Dies gilt umso mehr, als auch der östliche Nachbar der neuen EU-Mitgliedsstaaten eine eigene Sicht auf den Zweiten Weltkrieg kultiviert: Für Russland bildet der Sieg über Hitler-Deutschland den wahrscheinlich integralsten Bestandteil der offiziellen Erinnerungskultur. Nicht zufällig! Kein Land hatte größere Verluste zu betrauern als die Sowjetunion (zumindest in absoluten Zahlen, nicht anteilmäßig an der Bevölkerung). In den Jahren 1941 bis 1944 trug die Rote Armee die Hauptlast des Krieges, ohne sie hätten die Alliierten Deutschland erst deutlich später besiegen können, wenn überhaupt. Allerdings ist der Krieg längst schon ein Instrument der politischen Propaganda geworden, das auch gegen das Ausland eingesetzt wird. Bereits die offizielle Bezeichnung „Großer Vaterländischer Krieg“, die nur die Zeit vom deutschen Überfall auf die Sowjetunion 1941 bis zur Kapitulation 1945 bezeichnet, dient der Verschleierung. Der sowjetische Anteil am Ausbruch des Zweiten Weltkriegs, die Aufteilung Osteuropas zwischen Hitler und Stalin sowie der sowjetische Angriff auf Finnland 1939 werden verdrängt. Übrig bleibt das Bild eines gerechten Verteidigungskriegs. Bis heute weigert sich die dortige Regierung, anzuerkennen, dass eine Okkupation des Baltikums überhaupt stattgefunden habe. Der Hitler-Stalin-Pakt wird als Notwehrmaßnahme der sowjetischen Seite beschrieben, das geheime Zusatzprotokoll findet selten Erwähnung. Das russische Fernsehen bezeichnet das Verbot sowjetischer Symbole in Litauen als „faschistisch“, die Erinnerung an von der Roten Armee verübte Verbrechen ist verpönt.

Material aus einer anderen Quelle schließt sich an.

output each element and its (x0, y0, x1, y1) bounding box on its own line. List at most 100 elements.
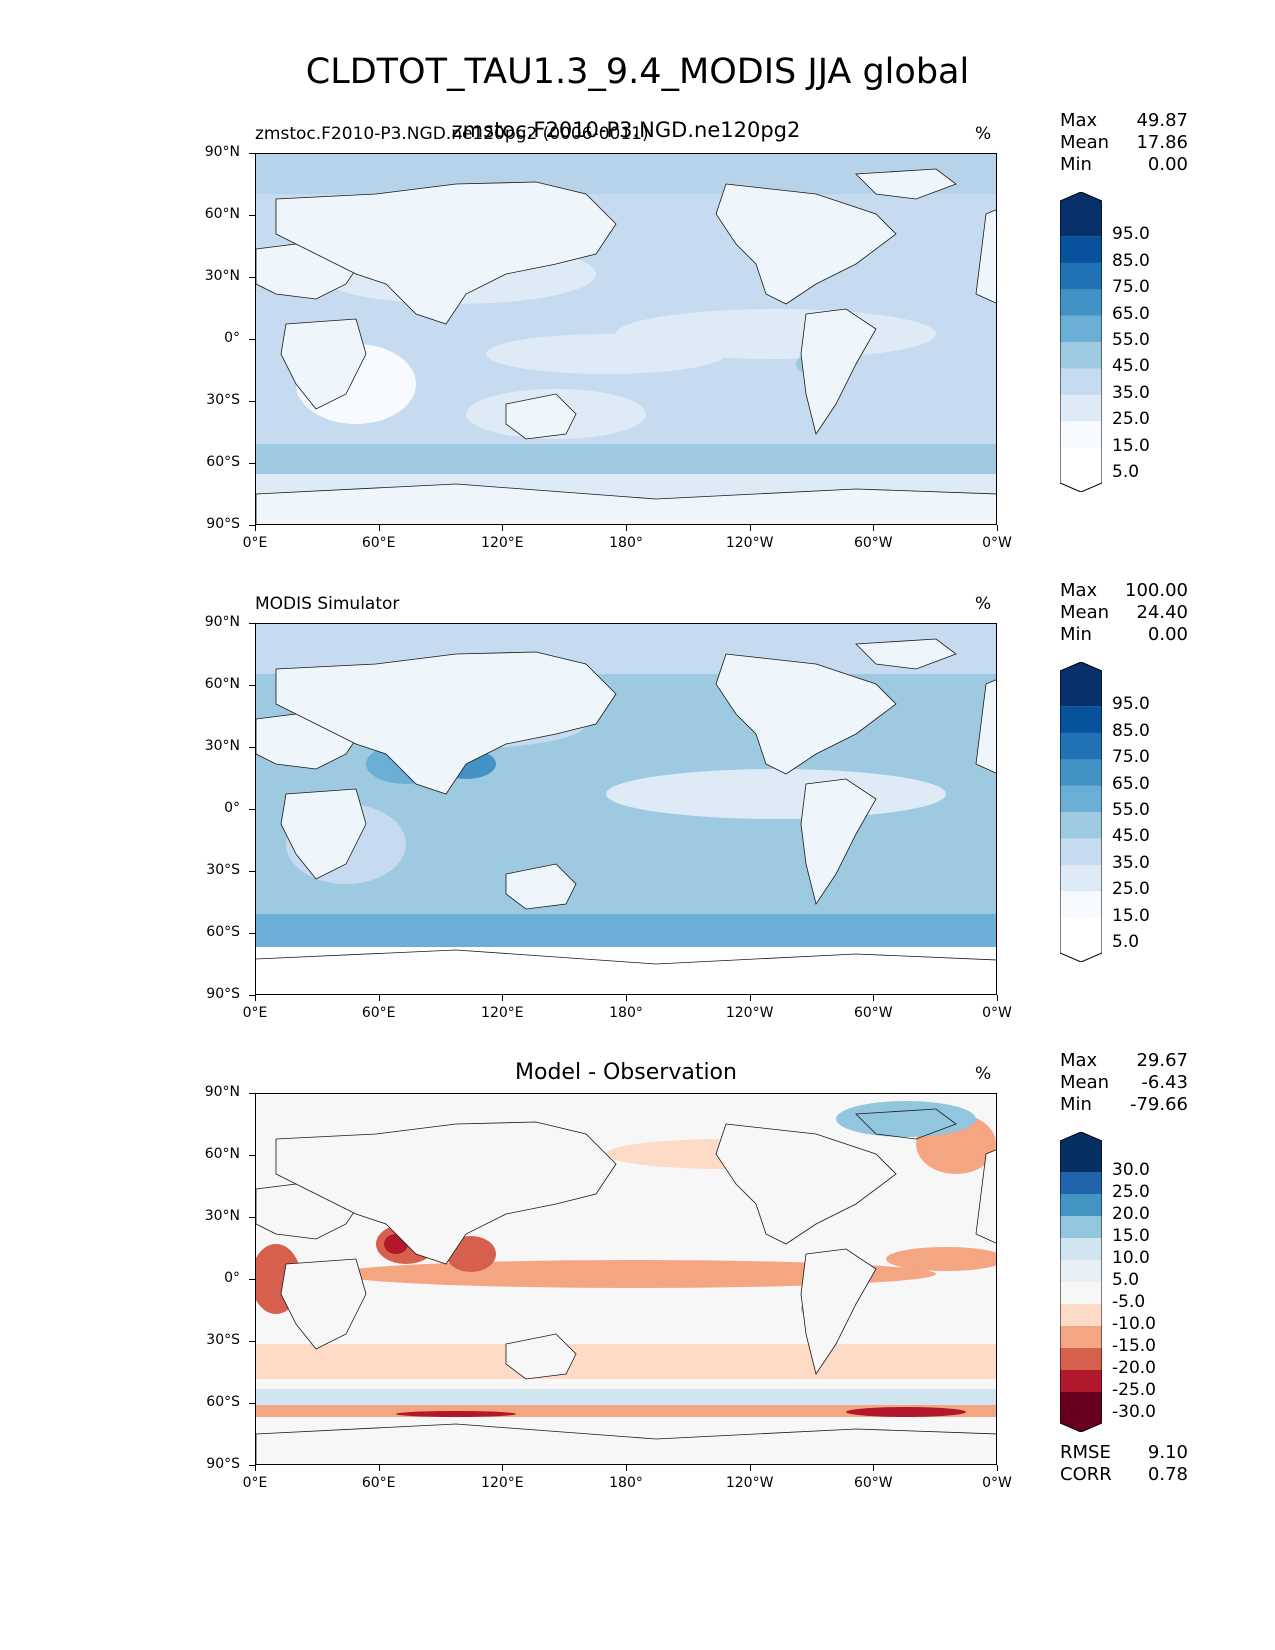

Aktiv setzt Moskau diese Geschichtspolitik zur Durchsetzung aktueller politischer Ziele ein, am deutlichsten mit der Diskreditierung des „Maidan“ und der frei gewählten ukrainischen Regierung als „faschistisch“. In einer Zeit, in der Moskau überdeutlich demonstriert, dass es zur Durchsetzung seiner Interessen nicht bei Propaganda haltmacht, sollten alle Mitgliedsstaaten der Europäischen Union die Sicherheitsinteressen der westlichen Nachbarn der Russischen Föderation besonders ernst nehmen. Gleiches gilt für deren Perspektive auf den Zweiten Weltkrieg.

 

Alexander Brakel, geboren 1976 in Bonn, stellvertretender Leiter der Hauptabteilung Wissenschaftliche Dienste /Archiv für Christlich-Demokratische Politik der Konrad-Adenauer-Stiftung.